In “registe” mi è sembrato di intuire una certa fiducia nella capacità del cinema di influenzare la realtà, e in questo senso la battaglia delle registe che intervisti ha un valore anche politico. Quale credi che sia il ruolo della settima arte oggi? Ha ancora questo potere?

“Secondo me stiamo vivendo un’epoca che è straordinaria. Molto complicata, ma straordinaria. Dipende molto di quale pubblico parliamo, adesso abbiamo tanti pubblici diversi. Abbiamo un pubblico più agée, più anziano, che ha ancora le caratteristiche di un tempo. Su di lui il cinema può avere ancora un effetto politico. Poi però c’è tutto il cinema più giovanile, più legato alle serie televisive, o ai film “più smart”, che non so quanto riesca a recepire questo aspetto. Lo vedo più legato alle varie saghe di supereroi, che possono agire su un effetto psicologico legato all’esistenza, ai sogni, alla crescita personale, più individuale che legato alla società”. 

Quali sono i tuoi prossimi progetti e a cosa stai lavorando ora?

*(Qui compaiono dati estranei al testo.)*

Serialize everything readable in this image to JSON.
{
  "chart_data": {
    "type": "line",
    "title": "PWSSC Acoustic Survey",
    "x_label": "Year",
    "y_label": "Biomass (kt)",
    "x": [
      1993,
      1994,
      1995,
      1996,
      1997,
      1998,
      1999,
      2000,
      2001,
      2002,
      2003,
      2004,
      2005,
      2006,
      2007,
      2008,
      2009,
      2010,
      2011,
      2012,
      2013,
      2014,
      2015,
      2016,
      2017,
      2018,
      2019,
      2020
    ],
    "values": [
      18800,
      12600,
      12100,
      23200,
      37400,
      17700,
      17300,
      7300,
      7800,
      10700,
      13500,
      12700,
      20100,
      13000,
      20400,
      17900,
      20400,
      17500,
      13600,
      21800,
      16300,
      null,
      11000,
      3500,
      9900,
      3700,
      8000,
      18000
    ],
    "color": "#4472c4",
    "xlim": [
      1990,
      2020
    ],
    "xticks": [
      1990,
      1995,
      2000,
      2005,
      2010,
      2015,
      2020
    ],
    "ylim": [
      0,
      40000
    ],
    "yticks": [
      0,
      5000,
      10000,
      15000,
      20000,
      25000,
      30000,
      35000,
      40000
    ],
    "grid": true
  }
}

“Ora sto facendo un po’ di spettacoli e di lavori legati alla recitazione. Per quanto riguarda la regia mi piacerebbe realizzare un documentario sulla Cimatica. Per il quale sto trovando molta difficoltà a reperire i fondi perché probabilmente ho mirato troppo in alto, un film documentario troppo difficile. La cimatica è una pseudoscienza che studia l’effetto del suono sulla materia. Perciò ci permette di vedere la forma di ogni suono, e ci suggerisce il fatto che i suoni abbiano un’influenza sul nostro corpo e sull’ambiente. È molto interessante, ma piuttosto di nicchia nonostante tantissimi ci lavorino. Ci sono medici che utilizzano il suono a livello terapeutico. Ma forse non è un argomento per tutti”.